The former manor house at Brickendonbury was used as a spy training centre during World War II as Station XVII of the Special Operations Executive (SOE) and is now home to the Tun Abdul Razak Research Centre of the Malaysian Rubber Board.

==Governance==
Brickendon has three tiers of local government, at parish, district, and county level: Brickendon Liberty Parish Council, East Hertfordshire District Council, and Hertfordshire County Council.

The name of the modern civil parish is "Brickendon Liberty", referencing the area's former status as a parish liberty. The liberty of Brickendon was deemed to be part of the parish of All Saints, Hertford, but appointed its own overseers of the poor. Brickendon was included in the Hertford Poor Law Union from 1835 with its own representative on the Board of Guardians. As such, Brickendon was deemed to be a separate civil parish from 10 August 1866 under the Poor Law Amendment Act 1866. The civil parish of Brickendon at that time stretched from Brickendon village in the south right up into the town of Hertford in the north, with Castle Street, West Street and All Saints' Church all being within the civil parish of Brickendon, which was partly inside and partly outside the borough of Hertford. In 1891 the parish had a population of 1007.

Under the Local Government Act 1894, parishes which straddled borough boundaries were split into separate parishes inside and outside the borough.

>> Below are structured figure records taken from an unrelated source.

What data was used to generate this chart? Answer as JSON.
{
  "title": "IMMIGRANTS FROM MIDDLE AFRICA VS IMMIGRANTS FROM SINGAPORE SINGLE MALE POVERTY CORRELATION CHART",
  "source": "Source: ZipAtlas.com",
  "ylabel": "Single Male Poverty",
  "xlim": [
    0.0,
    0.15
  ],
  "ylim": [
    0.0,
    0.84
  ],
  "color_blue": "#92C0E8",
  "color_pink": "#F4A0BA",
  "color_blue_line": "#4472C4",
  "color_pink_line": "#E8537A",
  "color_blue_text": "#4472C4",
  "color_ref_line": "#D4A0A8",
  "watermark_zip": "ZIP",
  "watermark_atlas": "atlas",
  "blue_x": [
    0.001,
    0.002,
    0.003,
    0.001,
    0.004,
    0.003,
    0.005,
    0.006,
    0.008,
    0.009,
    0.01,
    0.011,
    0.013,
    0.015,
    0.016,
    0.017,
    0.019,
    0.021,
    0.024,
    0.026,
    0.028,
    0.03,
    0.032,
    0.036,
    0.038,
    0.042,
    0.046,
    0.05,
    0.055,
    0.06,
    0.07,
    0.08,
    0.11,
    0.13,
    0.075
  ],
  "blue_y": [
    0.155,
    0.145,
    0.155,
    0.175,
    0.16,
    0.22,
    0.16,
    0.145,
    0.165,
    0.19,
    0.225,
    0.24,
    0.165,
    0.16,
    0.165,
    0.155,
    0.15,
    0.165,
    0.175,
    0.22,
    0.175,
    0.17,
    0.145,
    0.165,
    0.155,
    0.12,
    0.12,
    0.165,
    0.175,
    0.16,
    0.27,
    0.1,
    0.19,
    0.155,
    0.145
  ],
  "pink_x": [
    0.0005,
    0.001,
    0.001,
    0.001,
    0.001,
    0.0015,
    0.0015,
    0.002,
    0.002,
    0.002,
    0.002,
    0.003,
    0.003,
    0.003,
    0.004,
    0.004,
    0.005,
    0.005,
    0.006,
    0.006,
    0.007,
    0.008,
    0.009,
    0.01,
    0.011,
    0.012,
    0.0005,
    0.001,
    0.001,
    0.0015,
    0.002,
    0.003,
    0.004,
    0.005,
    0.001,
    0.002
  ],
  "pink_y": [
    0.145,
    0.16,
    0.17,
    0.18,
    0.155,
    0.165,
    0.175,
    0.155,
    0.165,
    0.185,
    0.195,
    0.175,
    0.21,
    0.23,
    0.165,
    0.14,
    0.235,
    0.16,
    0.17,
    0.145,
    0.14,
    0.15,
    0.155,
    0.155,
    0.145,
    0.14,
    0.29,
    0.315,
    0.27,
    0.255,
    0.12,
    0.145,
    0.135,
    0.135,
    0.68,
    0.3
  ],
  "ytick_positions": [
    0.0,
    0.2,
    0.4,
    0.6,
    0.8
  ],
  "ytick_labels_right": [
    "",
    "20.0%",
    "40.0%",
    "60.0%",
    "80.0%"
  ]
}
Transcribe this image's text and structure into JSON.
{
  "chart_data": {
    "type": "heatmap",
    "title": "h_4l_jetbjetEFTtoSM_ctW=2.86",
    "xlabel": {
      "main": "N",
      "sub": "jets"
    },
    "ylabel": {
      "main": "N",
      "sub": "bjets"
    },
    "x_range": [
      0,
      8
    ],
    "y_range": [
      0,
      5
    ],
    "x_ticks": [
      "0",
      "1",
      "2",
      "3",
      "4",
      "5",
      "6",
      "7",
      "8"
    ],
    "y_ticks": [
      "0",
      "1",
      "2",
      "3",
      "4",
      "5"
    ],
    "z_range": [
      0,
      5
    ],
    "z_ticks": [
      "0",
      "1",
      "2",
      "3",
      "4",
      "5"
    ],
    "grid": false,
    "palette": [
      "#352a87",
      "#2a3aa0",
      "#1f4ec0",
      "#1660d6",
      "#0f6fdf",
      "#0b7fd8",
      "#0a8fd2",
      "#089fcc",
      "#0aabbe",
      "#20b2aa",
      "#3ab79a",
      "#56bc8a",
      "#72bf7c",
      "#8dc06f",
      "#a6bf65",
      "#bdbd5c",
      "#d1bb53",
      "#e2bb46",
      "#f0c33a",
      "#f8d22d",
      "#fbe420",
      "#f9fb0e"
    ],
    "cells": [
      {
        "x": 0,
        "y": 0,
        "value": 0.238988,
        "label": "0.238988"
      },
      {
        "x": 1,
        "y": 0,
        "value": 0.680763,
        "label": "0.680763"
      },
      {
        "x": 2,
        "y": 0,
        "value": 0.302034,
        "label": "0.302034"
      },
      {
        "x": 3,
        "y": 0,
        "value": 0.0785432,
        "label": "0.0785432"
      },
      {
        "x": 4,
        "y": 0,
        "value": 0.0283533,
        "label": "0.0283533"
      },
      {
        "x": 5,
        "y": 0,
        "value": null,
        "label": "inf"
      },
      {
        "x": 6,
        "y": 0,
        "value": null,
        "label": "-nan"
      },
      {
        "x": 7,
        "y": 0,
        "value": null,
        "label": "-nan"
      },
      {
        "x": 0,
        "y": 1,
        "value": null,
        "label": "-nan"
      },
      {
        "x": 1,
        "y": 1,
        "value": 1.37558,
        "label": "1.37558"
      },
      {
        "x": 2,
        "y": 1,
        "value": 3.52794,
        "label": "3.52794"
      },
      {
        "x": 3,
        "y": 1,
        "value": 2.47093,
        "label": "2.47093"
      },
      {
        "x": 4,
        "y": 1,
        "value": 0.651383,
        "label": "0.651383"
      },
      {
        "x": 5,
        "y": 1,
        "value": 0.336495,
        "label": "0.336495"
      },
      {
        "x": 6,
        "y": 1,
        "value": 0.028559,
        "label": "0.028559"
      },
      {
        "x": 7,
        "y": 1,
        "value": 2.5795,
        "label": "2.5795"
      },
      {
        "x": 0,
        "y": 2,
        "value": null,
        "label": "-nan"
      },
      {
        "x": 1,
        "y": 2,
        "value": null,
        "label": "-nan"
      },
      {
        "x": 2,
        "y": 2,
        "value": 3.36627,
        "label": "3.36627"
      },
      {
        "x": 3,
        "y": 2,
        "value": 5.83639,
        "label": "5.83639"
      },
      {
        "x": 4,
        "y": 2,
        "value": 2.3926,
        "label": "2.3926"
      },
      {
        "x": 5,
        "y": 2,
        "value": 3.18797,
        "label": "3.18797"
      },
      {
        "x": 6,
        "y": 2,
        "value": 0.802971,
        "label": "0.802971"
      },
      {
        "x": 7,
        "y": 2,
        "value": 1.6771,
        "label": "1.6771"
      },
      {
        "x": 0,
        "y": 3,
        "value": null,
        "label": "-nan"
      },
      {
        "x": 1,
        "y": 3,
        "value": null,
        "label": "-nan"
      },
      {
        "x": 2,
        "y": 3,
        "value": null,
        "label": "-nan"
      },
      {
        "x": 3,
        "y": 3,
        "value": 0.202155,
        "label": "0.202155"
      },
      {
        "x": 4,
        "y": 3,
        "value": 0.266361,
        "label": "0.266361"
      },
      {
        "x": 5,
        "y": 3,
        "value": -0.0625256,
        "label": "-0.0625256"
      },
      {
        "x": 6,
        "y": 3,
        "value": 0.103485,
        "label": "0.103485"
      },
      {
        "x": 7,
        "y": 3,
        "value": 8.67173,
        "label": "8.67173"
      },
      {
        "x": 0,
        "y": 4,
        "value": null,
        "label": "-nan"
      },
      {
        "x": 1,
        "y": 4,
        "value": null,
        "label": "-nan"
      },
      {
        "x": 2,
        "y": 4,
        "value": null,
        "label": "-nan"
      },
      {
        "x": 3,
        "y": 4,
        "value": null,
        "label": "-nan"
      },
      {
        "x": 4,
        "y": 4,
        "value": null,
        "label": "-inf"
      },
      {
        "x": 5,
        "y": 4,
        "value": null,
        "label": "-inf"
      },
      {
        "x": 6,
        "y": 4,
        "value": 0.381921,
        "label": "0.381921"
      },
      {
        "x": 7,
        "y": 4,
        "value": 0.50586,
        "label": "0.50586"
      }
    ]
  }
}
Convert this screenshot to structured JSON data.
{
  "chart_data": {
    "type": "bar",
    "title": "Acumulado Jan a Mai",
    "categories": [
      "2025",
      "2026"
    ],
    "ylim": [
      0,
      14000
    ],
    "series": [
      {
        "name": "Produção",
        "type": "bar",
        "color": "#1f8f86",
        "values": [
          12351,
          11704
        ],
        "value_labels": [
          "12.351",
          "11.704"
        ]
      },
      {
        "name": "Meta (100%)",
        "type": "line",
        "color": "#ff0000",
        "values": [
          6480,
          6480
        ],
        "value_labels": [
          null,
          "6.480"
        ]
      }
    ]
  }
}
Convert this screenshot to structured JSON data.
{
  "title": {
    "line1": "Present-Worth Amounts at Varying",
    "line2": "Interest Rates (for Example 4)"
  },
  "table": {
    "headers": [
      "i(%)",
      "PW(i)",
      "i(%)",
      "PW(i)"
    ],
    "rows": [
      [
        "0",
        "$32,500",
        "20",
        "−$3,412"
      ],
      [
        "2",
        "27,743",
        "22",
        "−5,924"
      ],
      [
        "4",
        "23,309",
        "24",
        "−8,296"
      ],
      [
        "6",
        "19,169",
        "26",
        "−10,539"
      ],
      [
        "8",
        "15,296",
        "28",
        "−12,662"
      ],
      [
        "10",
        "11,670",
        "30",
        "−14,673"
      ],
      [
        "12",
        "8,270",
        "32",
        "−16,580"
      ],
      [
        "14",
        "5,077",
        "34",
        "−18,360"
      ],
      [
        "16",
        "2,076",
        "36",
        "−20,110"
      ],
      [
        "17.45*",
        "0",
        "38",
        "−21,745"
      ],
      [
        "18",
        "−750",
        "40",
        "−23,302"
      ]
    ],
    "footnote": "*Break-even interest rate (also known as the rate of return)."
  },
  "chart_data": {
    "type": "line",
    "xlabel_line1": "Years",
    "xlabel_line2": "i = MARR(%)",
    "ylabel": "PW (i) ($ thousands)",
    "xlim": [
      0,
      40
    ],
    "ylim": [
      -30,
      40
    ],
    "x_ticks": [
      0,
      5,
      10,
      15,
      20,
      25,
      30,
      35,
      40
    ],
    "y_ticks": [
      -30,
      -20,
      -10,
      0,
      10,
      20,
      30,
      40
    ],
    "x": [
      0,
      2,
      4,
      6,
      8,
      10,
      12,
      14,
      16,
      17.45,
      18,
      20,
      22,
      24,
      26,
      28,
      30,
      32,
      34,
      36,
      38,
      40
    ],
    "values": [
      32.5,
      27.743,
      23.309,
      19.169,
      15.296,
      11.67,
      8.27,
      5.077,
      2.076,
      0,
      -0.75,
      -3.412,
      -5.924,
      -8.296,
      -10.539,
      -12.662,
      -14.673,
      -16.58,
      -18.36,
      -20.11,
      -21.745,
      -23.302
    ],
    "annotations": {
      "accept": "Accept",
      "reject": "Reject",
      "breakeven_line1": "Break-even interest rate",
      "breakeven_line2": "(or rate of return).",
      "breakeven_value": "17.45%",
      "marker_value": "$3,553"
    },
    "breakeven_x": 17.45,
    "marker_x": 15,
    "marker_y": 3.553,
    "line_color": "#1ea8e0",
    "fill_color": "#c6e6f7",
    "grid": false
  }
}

On 4 December 1894 the parish of Brickendon was therefore abolished and split to form two parishes called "Brickendon Rural" and "Brickendon Urban". Brickendon Rural was included in the Hertford Rural District. Brickendon Urban had no parish council; it was governed directly by Hertford Borough Council. On 30 September 1900 Brickendon Urban and all the other civil parishes within the borough were abolished to become a single parish called Hertford.

On 1 April 1929 the civil parish of Brickendon Liberty was created when Brickendon Rural merged with the neighbouring parish of St John Rural, which had been a sparsely populated rural parish created in 1894 from the parts of the old parish of St John, Hertford which lay outside the borough. On 1 April 1935 parts of Broxbourne, Hoddesdon Rural and Wormley were transferred to Brickendon Liberty when these parishes were abolished. On 1 April 1939 part of Brickendon Liberty was transferred to Little Amwell.

Brickendon Liberty remained in Hertford Rural District until that district was abolished in 1974 to become part of East Hertfordshire.